External Table stores the physical data in external location (blob storage or ADLS g2). Not in the same root storage account that has been used to store the Unity Catalog metastore. We need to take some additional steps like creating storage credential and external location to register the external table in the metastore. When we apply the DROP statement, only the logical schema gets deleted, the physical data remain as-is. We might need to apply dbutils.fs.rm command to remove the physical files from the external storage location.
Managed Table stores the physical data in the same location where the unity catalog stores the metastore. If we don’t specify the location path while creating the table, it gets stored in the Unity catalog metastore location. When we apply the DROP SQL statement, the physical data also gets deleted from the storage account.
Here are some prerequisites that we need to consider using the Unity catalog in Azure Databricks.
Here are the steps that we need to perform to create our first Unity catalog metastore in the EAST US region.

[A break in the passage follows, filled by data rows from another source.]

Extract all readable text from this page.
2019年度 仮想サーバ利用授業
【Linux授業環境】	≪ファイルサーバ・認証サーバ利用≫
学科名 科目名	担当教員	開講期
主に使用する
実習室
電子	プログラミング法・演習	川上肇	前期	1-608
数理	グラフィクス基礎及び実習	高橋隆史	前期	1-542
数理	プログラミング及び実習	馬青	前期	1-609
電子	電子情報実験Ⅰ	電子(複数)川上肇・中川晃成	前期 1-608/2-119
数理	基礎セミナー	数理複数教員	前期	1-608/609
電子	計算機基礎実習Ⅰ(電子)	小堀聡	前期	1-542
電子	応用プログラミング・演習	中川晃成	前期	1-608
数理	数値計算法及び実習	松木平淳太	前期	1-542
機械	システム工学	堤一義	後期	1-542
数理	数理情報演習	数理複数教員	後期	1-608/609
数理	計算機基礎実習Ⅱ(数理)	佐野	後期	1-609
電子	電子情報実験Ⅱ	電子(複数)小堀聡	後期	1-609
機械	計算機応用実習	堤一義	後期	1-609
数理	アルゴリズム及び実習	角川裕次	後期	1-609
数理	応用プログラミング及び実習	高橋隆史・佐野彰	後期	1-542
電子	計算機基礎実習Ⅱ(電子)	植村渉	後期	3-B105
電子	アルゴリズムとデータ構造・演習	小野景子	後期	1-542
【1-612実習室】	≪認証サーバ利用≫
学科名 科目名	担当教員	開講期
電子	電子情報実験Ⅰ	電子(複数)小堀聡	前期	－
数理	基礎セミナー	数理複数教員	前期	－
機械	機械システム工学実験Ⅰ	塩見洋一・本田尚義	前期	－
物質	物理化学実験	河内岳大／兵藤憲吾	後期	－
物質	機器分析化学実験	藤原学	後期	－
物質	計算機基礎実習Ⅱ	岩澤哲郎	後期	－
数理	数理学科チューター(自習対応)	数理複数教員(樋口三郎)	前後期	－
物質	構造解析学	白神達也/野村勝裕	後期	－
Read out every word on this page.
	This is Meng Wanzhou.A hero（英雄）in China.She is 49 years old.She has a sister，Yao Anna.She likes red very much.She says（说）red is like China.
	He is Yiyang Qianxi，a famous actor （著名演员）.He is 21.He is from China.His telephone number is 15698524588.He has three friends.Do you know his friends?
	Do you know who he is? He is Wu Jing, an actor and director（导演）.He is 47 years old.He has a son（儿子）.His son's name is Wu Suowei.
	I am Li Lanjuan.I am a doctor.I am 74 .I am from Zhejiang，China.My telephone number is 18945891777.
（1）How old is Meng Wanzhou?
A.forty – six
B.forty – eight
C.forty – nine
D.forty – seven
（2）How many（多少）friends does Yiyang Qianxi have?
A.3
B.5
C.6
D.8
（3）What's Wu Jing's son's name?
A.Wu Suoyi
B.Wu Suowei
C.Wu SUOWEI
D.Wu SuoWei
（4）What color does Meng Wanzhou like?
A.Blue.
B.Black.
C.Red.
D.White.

From the Azure Portal create a ADLS g2 account, make sure that hierarchical namespace option is enabled.
Note down the URI of the storage account.
In our case the URI is abfss://firstname.lastname@example.org/FirstMetastore
Important to note that AAD Global admin has to login to the account console for the first time. Once AAD Global admin login, they will add any user or group as the account administrator, so that going forward the account console can be managed by the added user. The added user will become the Azure Databricks Account Administrator.
Let’s create our first catalog, and managed table.
spark.sql('''create catalog if not exists myfirstcatalog ''')
spark.sql('''create database if not exists myfirstcatalog.mytestDB''')
#read the sample data into dataframe
df_flight_data = spark.read.csv("/databricks-datasets/flights/departuredelays.csv", header=True)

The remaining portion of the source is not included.